A verdade é que sou um eterno prisioneiro, fechado a sete chaves, pela terra que tenho debaixo dos pés, e pelo ar que ciranda á volta da minha cabeça sem norte. Só me liberto, quando mergulho nas ondas do meu sentir e fico com o mar todo dentro de mim.

Diferente

Sou diferente. Gosto de ser diferente. Há muito que embarquei nesse barco sem destino, nessa aventura de ser diferente, em "As Aventuras da Diferença", como lhe chamou Gianni Vatimo, o filósofo italiano publicado em Portugal na Biblioteca Filosófica das Edições 70. E por isso choro. Às vezes. Tantas vezes! Porque não existe um conceito que possa ser predicado de todos os outros conceitos, neste pensamento que se pensa a si mesmo, e vou lendo Aristóteles, o Estagirita, sempre a oscilar entre o idealismo e o materialismo, e se choro é pela verdade, pela beleza, pelo bem e pela unidade. E a música toca dentro de mim a Valsa Triste, de Sibelius, o adagieto da 5ª sinfonia de Mahler, o concertino para guitarra e orquestra de Bacarisse. E a música invade-me de cor, possui-me de beijos, por ti, meu Amor. E é com pinceladas de cor, que encho a tela de te sentir, e sinto a harmonia das esferas, a rasgarem-me a alma num suspiro feito do azul dos teus olhos.

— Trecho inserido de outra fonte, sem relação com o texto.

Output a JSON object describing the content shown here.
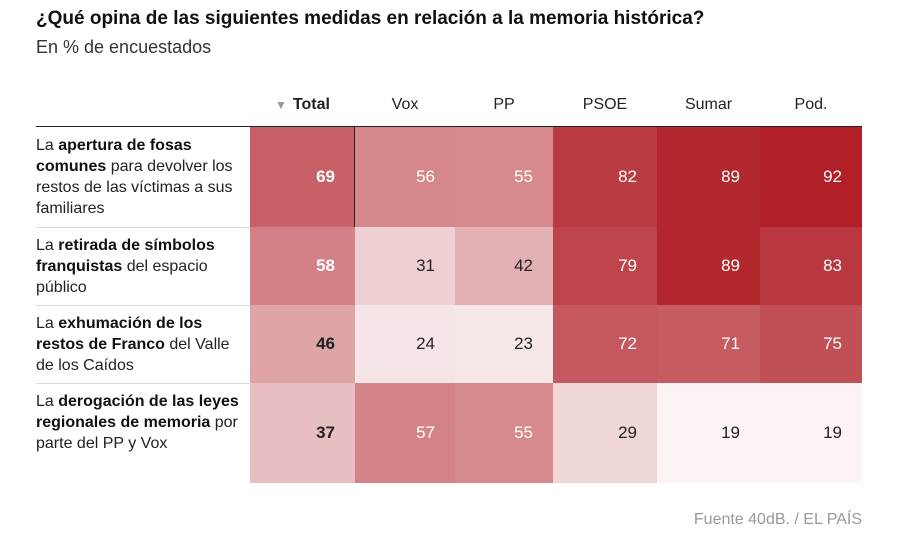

A Sombra o Tempo e o Vento

Este viver mundos paralelos, mundos que sonho mas não sei que existem, faz com que me apeteça roubar o tempo, roubar a sombra que a sombra faz às coisas, e que as coisas fazem umas às outras. E ao tempo. Roubar o pensamento de quem amo só para que me ame cada vez mais. Só para que eu ame até morrer de Amor. Roubar o próprio tempo e o que a sombra desse tempo faz no meu pensamento. Mas tenho medo de a roubar, porque como dizia uma história que li uma vez "quem roubava nunca era castigado por ter roubado. O castigo que davam era fazer com que o ladrão nunca mais fosse pessoa". E isso, eu também não quero. Só porque nem sei o que quero, quando pergunto ao tempo o que é que ele me fazia se eu o roubasse. Se calhar ria-se, e o riso, disso não posso esquecer-me, na Idade Média - que é por acaso esta, para onde já há uns tempos me mudei e em que estou a viver agora - é demoníaco.
Deito-me sem conseguir dormir , e sento-me à mesa sem conseguir comer. Esqueço-me do que é dormir, esqueço-me do que é comer. Esqueço-me, simplesmente, de existir. E já não me lembro de nada a não ser das tuas mãos, naquele dia, a taparem-me a cara para que eu não te visse a chorar. E apeteceu-me ser alma, poder ser o vento e o calor do Sol, que sempre soube que te acalma, e depois, partir pelas águas que invento e conseguir ser para além de mim, em ti, meu outro que não conheço, mas sinto dentro de mim num profundo desalento. E sei que depois morri, porque me fundi com a minha sombra, e a minha sombra era tudo sem ser nada. Era um vento. Apenas um vento. Nada mais.